|10 year government bond yield
|30 year fixed rate mortgage
Stocks are lower this morning after hawkish comments from St. Louis Fed President James Bullard. Bonds and MBS are down.
St. Louis Fed President James Bullard gave a speech which suggested that a “sufficiently restrictive” Fed Funds rate would need to be somewhere between 5% and 7%. The chart that freaked out the markets is below:
Bullard is basing this recommended policy rate on the Taylor Rule, which is a formula that calculates the ideal Fed Funds rate based on inputs such as the real interest rate, inflation, and the output gap. The punch line is that based on the current situation the Fed Funds rate should be at least 5%.
The stock and bond rally of the past week has been driven by hopes the Fed is set to pivot to looser monetary policy, and it is reversing on this speech. Note we will get Neel Kashkari (noted hawk) speaking this morning as well.
Housing starts came fell 4.2% MOM and 8.8% YOY to a seasonally-adjusted annual rate of 1.42 million. Building Permits fell to 1.53 million. Separately, the MBA reported that mortgage applications for new homes decreased 28.6% from a year ago. This number is not seasonally adjusted, so that factor is playing a part here, however mortgage rates above 7% is the primary driver.
Interestingly, the average loan size fell to $400,616 which is a function of slower home price growth and declining interest in higher-priced homes. It doesn’t look like average selling prices for the builders are declining yet, and the barometer of luxury homes – Toll Brothers – has an October FY, so we won’t hear from them until early December.
The increase in mortgage rates means some potential homebuyers can no longer afford to buy a house they ordered a year ago. This is causing people to lose any sort of deposit they put down. This is happening even if the builder ends up selling the property to a different borrower at a higher price.

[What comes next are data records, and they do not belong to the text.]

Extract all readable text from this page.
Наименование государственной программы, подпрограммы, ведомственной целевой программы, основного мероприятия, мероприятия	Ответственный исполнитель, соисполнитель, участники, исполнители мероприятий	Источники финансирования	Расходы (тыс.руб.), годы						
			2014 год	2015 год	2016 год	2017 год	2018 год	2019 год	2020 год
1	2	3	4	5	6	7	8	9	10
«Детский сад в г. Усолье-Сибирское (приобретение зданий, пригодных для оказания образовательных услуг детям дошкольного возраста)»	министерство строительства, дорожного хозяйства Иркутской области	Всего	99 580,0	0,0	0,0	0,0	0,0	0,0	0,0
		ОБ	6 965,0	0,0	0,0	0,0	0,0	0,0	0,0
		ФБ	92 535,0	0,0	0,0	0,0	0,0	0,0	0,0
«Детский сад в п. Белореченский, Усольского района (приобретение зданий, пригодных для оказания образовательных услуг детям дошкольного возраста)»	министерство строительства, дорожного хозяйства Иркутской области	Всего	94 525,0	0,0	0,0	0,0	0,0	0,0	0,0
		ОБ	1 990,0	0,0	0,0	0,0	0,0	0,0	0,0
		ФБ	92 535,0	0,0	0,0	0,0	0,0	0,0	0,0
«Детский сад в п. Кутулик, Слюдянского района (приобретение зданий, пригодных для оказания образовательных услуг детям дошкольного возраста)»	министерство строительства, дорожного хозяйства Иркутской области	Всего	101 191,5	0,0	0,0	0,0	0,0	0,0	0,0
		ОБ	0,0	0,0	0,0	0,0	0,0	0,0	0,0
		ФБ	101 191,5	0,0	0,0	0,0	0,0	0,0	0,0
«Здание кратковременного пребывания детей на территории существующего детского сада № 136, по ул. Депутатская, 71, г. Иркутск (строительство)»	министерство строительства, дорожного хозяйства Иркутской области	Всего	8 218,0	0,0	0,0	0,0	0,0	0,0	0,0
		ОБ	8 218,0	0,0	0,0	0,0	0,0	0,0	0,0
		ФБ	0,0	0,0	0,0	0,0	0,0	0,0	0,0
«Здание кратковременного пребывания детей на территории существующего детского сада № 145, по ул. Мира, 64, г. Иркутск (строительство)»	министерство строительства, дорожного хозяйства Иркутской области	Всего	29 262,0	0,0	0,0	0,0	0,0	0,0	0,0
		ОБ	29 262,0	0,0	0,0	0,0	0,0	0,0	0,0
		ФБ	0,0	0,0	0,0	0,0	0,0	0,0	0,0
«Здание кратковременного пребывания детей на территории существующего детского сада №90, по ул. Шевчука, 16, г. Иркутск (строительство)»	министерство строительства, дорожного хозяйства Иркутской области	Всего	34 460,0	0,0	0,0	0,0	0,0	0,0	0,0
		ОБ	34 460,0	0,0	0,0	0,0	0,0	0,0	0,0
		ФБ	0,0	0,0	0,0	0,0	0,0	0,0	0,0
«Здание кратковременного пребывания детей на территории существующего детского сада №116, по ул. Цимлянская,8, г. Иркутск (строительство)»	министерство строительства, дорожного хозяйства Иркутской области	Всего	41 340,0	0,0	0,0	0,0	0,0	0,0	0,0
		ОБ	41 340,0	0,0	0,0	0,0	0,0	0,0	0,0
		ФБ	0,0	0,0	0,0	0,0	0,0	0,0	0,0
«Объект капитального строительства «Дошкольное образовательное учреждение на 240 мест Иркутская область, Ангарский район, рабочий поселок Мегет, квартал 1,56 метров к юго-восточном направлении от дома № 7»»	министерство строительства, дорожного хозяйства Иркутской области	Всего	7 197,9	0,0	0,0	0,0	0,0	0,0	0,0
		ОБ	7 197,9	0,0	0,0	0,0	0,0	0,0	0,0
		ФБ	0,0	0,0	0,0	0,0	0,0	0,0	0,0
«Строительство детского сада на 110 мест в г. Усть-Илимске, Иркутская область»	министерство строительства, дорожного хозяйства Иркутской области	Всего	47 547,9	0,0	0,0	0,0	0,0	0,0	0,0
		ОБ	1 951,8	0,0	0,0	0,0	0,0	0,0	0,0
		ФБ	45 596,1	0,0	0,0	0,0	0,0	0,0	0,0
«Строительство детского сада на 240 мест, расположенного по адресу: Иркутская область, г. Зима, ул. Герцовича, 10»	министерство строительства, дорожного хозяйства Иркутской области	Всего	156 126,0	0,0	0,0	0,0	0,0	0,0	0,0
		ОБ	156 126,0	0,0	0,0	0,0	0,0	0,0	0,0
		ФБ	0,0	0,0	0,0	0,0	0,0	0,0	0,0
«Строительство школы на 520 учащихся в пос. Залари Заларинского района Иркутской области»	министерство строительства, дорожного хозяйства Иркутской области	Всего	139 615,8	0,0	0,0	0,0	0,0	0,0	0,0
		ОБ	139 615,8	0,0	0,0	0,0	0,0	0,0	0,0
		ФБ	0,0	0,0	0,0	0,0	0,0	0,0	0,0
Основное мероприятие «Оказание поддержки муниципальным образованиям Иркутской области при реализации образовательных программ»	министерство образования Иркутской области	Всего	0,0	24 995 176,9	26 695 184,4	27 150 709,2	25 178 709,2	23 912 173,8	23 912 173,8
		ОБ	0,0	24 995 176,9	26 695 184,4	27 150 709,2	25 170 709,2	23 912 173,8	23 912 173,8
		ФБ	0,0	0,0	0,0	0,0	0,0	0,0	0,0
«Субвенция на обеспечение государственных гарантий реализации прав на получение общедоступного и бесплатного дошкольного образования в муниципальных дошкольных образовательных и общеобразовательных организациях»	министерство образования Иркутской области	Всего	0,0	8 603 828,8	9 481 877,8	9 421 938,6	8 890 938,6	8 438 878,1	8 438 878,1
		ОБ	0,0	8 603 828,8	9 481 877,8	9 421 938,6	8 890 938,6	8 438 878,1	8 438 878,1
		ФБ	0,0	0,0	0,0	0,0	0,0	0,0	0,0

Just under 2 million mortgages were originated in the 3rd quarter of 2o22, according to data from ATTOM. This is down 19% from the second quarter and 47% from a year ago. The 47% decline was the largest in 21 years. “There are no surprises in this quarter’s loan origination numbers, as the unprecedented jump in mortgage rates has battered both the purchase and refinance markets,” said Rick Sharga, executive vice president of market intelligence at ATTOM. “Prospective homebuyers have been priced out of the market by the combination of 7 percent mortgage rates and higher home prices. And refinance activity will probably continue to decline, since the majority of homeowners have loans with sub-4 percent interest rates.”